After the above stages have been completed and the ANPD has delivered the infraction notice to the process agent, the processing agent has ten working days to present closing arguments.
Once the deadline for presenting closing arguments has elapsed, the ANPD will prepare an investigation report. The General Inspection Coordination will consider the investigation report when deciding any sanction.
This closes the investigation phase unless more information is needed, in which case the General Inspection Coordination will issue an order containing relevant instructions.
After the above procedures are complete, the General Inspection Coordination will issue a decision. A summary of the decision will be published in the Federal Official Gazette.
The decision will include a summary of the facts, motivations, and legal grounds, following Article 52 of the LGPD.
The ANPD can consider cases jointly if there is a risk that contradictory or conflicting outcomes could arise if the cases are considered separately.
After the decision has been issued, the processing agent will be summoned to comply with it.
If the processing agent does not accept the decision, it has ten working days from the date of notification of the decision to submit an appeal to the Board of Directors.
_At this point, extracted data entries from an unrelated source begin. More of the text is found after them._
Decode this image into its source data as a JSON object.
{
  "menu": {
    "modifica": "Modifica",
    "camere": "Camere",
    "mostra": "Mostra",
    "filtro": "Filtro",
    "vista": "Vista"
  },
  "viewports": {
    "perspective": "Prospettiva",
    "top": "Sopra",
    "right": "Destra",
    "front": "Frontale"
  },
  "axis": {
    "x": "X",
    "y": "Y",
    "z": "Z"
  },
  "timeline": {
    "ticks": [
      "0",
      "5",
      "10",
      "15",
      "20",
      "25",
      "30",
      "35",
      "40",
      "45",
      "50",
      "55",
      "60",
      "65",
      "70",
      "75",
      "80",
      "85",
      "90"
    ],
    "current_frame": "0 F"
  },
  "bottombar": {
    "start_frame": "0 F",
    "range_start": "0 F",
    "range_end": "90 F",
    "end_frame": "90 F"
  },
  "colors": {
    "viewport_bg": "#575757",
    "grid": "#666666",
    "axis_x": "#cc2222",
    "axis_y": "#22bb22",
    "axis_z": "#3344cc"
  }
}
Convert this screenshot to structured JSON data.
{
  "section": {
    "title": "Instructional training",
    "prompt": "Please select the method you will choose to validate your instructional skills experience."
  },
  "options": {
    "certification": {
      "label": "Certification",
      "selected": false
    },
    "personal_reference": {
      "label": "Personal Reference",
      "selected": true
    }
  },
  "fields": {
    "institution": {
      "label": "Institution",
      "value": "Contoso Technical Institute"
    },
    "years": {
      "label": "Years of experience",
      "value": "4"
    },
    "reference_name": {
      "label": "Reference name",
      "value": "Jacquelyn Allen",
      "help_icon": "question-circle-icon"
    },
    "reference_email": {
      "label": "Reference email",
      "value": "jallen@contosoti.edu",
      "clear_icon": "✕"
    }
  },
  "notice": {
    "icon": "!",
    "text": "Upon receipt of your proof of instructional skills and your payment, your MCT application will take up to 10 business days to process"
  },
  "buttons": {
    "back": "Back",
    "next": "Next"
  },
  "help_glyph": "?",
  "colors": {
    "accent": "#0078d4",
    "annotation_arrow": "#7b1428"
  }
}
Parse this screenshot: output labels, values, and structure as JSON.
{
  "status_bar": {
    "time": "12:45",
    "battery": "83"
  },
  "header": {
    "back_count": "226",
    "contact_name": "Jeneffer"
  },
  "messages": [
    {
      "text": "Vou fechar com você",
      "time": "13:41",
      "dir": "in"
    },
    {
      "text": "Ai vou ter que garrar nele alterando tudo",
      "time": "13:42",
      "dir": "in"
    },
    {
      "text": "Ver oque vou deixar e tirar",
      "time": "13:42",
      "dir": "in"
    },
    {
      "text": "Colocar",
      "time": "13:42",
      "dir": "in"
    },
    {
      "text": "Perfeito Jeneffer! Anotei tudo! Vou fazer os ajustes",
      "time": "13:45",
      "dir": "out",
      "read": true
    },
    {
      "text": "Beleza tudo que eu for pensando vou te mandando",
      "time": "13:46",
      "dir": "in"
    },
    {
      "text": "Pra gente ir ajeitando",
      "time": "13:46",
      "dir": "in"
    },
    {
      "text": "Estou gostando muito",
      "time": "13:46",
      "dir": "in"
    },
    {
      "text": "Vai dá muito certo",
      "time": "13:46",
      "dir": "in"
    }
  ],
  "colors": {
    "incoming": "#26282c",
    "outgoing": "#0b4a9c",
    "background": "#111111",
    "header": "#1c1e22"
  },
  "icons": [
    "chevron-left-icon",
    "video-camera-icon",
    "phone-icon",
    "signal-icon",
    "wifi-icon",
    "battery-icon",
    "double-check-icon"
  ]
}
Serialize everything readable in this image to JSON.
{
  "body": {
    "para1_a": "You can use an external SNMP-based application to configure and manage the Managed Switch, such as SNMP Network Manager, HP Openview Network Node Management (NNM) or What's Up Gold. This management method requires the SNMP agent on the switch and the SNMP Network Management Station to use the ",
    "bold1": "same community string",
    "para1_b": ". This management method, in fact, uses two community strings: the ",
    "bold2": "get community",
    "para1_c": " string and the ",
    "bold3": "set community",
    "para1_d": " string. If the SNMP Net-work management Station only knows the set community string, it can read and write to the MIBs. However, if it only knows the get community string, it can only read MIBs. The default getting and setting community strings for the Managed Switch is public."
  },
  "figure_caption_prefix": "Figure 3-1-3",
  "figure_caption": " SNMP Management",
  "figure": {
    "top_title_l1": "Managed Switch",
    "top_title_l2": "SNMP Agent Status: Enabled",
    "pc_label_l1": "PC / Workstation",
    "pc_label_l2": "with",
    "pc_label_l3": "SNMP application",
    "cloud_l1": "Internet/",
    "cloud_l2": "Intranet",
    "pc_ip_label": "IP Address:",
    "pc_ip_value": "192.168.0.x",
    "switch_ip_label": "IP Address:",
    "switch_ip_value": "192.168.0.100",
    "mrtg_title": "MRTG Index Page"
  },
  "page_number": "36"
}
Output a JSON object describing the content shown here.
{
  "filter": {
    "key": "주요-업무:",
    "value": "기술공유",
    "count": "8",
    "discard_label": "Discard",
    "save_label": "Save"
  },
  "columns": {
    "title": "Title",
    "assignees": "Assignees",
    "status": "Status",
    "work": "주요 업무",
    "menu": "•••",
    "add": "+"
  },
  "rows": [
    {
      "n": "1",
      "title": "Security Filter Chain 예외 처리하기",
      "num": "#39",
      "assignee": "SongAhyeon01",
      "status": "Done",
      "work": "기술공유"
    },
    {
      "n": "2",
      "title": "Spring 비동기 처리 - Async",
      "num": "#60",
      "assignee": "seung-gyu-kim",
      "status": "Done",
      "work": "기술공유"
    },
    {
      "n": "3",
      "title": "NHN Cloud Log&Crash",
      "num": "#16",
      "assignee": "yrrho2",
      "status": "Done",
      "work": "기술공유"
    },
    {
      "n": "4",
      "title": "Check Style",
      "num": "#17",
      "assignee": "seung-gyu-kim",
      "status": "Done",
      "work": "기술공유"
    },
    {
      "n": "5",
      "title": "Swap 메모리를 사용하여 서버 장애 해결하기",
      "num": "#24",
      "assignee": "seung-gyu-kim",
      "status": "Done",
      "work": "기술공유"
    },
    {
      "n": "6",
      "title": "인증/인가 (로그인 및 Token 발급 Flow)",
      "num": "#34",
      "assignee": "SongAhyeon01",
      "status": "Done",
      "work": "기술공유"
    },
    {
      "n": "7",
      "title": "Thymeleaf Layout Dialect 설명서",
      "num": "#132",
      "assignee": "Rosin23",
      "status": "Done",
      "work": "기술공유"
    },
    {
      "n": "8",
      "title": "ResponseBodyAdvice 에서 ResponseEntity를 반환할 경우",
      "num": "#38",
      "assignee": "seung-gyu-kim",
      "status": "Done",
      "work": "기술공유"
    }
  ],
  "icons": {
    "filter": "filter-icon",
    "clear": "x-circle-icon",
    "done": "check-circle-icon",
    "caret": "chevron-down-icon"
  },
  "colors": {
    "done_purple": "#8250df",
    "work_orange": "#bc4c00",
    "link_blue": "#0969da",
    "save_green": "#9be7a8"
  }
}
If the processing agent’s appeal is successful, the General Inspection Coordination will invite any interested third parties (e.g. the affected data subjects) to submit a further appeal to the Board of Directors within ten working days.
The decision will be suspended throughout the appeal process unless this causes a well-founded risk of harm.
Appeals will not be considered if they are filed:
- Out of time
- By an illegitimate party
- After the administrative processes have been exhaustive
- Against preparatory decisions or other unappealable decisions
After receiving the appeal, the General Inspection Coordination may reconsider its original decision.
If the General Inspection Coordination agrees with the appeal, it may issue a new decision. This decision may not have a worse outcome than the original decision. If the General Inspection Coordination decides to exonerate the processing agent completely, this new decision must be scrutinised by the Board of Directors.
If the General Inspection disagrees with the appeal, in whole or in part, it must refer the appeal to the Board of Directors. The Board of Directors will decide whether to uphold the appeal based on a voting system.
Once the decision has been finalised, the processing agent must comply with any conditions and pay any monetary penalties. The General Inspection Coordination will monitor the processing agent’s compliance with the decision.
The LGPD is a complex and comprehensive law. As we’ve seen, the ANPD has a broad range of enforcement tools available—and the consequences for non-compliance can be severe.